As an individual, autism infuses the whole of my being. It is who I am, and my ways of thinking and feeling are inseparable from my condition. The same is true of Lizzie. I love her in spite of her autism, and because of it. We would not have achieved the things we have, in the ways we have, if we did not have Asperger’s Syndrome.

So would I want Izzie to be autistic? That’s an impossible question to answer. If I say no, it does a disservice to all the people I know with autism who would not be who they are without it. If I say yes, I am setting her up for a lifelong struggle in addition to the regular trials and tribulations that come with being human. In truth, whether she has it or not, it doesn’t matter at all. Aspergic or neurotypical, she will be uniquely herself and I will love her just the same and be there to support her regardless.

And yet I keep watching her for signs. You can’t tell below six months, apparently, but I thought the other day, ‘She makes good eye contact, she can’t be autistic.’ We gave her a bath for the first time last week. She sat in silence until we wet her head when she absolutely screamed the house down; I cannot abide anybody touching my head.
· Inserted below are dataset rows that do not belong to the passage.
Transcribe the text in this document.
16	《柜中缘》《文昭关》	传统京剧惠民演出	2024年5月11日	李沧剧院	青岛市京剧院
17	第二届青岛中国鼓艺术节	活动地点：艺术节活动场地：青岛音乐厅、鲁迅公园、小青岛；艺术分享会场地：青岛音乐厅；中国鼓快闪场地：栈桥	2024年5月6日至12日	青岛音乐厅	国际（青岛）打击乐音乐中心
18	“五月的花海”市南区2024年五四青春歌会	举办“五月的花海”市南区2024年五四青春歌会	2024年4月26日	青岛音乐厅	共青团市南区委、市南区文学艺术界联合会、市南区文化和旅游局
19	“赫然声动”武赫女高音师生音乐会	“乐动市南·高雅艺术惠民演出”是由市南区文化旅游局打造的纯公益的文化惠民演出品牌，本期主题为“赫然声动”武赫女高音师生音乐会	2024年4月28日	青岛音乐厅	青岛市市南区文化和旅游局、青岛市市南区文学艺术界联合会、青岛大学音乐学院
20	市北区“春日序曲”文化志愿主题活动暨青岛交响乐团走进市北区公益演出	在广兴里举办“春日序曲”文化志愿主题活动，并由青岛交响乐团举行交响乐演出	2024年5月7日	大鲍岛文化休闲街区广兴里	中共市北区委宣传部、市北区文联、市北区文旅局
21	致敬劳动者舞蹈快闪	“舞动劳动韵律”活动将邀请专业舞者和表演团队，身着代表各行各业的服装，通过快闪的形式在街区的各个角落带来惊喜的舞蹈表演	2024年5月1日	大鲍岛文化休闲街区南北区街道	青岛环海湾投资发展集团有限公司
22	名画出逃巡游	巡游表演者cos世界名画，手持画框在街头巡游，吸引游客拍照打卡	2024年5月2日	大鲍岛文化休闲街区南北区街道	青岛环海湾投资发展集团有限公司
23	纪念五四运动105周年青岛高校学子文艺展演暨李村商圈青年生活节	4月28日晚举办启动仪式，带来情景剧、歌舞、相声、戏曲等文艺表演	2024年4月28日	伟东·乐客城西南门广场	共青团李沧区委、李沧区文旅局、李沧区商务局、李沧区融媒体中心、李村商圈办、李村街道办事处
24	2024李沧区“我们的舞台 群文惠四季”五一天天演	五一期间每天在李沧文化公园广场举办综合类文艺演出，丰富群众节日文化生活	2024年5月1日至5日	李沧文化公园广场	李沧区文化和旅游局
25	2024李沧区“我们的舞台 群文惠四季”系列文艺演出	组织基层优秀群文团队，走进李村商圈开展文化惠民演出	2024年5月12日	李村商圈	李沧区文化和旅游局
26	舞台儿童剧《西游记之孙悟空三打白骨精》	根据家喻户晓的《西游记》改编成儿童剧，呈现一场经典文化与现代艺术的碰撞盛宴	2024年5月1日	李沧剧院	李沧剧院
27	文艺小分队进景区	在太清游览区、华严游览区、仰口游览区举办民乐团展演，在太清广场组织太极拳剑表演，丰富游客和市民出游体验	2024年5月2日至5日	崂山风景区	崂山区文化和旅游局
But she loved her second bath. It’s just too early to tell.

I think it’s only natural for parents to want to wrap their children in cotton wool. Knowing the life I have led, spending a quarter of a century bouncing from misdiagnosis to misdiagnosis, doped up to the eyeballs on various mood stabilising and antidepressant medications, and suffering several breakdowns to boot, my family didn’t want me to have children. There was too much risk the child would be autistic. How would I cope? What if Social Services took her away? What if, what if, what if?

Deep down, I probably don’t want Izzie to have autism: I know firsthand just how hard it can be. But as I said to my parents, by protecting me from the bad things in life they’re also protecting me from the good. If I didn’t have a child, my life would be easier, but emptier; avoiding the risk of things going wrong means you avoid every opportunity to better your situation. And I wouldn’t change having Izzie for the world.

I have to remember this going forward. As a parent, I’d rather Izzie had an easier life and thus didn’t have autism. But perhaps autism would open up opportunities for her that she’d never have without it. It is not for me to say who she ought to become. I just have to make sure that, whatever issues Izzie might face in her life, she knows that her dad is behind her all the way.